Unidentified Analyst: Got it. That’s very helpful. And on the APONVIE the launch, you have talked about the early signals you have seen from the launch two weeks ago. And could you maybe give us more color on APONVIE ramp-up? And like what are the additional cells or you might need to support the APONVIE ramp-up? And how should we expect the cost increase associated with that? Thank you.

Barry Quart: Yes. John, do you want to take that?

John Poyhonen: Of course. So with respect to the sales ramp up, it will really be determined on how quickly we can get formulary approval. So that’s a key priority that we have right now. As with any of our products, we don’t give guidance to during a launch phase. So we’re really not providing any additional insights at this time. What we hope to do is continue to provide updates on the progress as we get further in, but we’re only two weeks out. With respect to the additional cost, we’re using our existing ZYNRELEF sales force. They call on the exact same audience. Our team is already calling on anesthesiologists, on pharmacy, on surgeons. And fortunately, there’s a tremendous overlap of the target accounts that we’re going after, especially the oral aprepitant accounts with the ZYNRELEF accounts that we have. So it’s a very small percentage of the overall budget that’s used incrementally to launch APONVIE compared to what we’re doing as a commercial spend.
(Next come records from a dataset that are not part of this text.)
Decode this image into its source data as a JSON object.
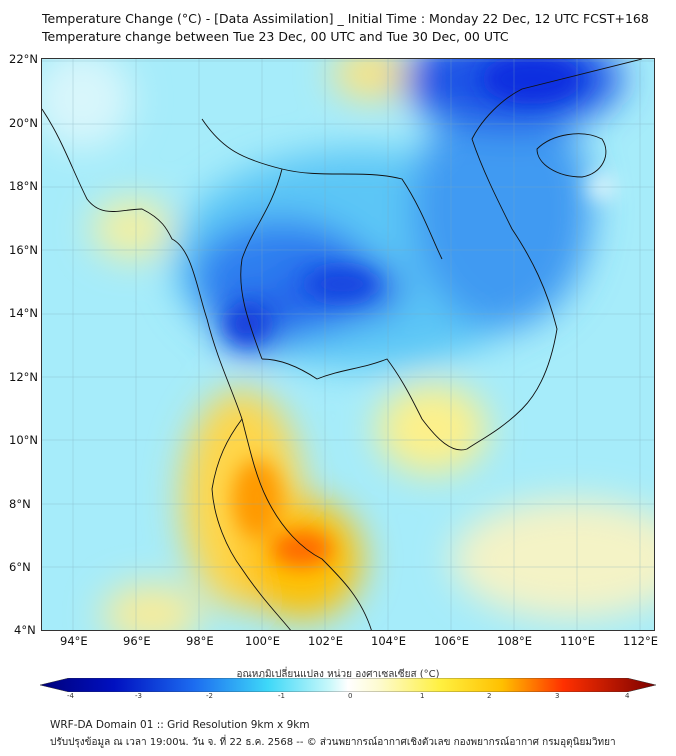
{
  "header": {
    "title": "Temperature Change (°C) - [Data Assimilation] _ Initial Time : Monday 22 Dec, 12 UTC FCST+168",
    "subtitle": "Temperature change between Tue 23 Dec, 00 UTC and Tue 30 Dec, 00 UTC"
  },
  "map": {
    "lat_labels": [
      "22°N",
      "20°N",
      "18°N",
      "16°N",
      "14°N",
      "12°N",
      "10°N",
      "8°N",
      "6°N",
      "4°N"
    ],
    "lon_labels": [
      "94°E",
      "96°E",
      "98°E",
      "100°E",
      "102°E",
      "104°E",
      "106°E",
      "108°E",
      "110°E",
      "112°E"
    ],
    "colors": {
      "background": "#a6ecfa",
      "blue_deep": "#0a2ee0",
      "blue": "#2e7af0",
      "warm": "#ffd200",
      "hot": "#ff6a00"
    }
  },
  "colorbar": {
    "title": "อุณหภูมิเปลี่ยนแปลง หน่วย องศาเซลเซียส (°C)",
    "ticks": [
      "-4",
      "-3",
      "-2",
      "-1",
      "0",
      "1",
      "2",
      "3",
      "4"
    ]
  },
  "footer": {
    "line1": "WRF-DA Domain 01 :: Grid Resolution 9km x 9km",
    "line2": "ปรับปรุงข้อมูล ณ เวลา 19:00น. วัน จ. ที่ 22 ธ.ค. 2568 -- © ส่วนพยากรณ์อากาศเชิงตัวเลข กองพยากรณ์อากาศ กรมอุตุนิยมวิทยา"
  }
}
Unidentified Analyst: Got it. Thank you.

Operator: And that does conclude the question-and-answer session. I would like to turn the call back over to Dr. Quart for any additional or closing remarks.

Barry Quart: Thank you, and thanks everyone for joining us today on the call. We look forward to keeping you updated in the future.

Operator: Ladies and gentlemen, that concludes today’s conference call. Thank you for your participation and you may now disconnect. Goodbye.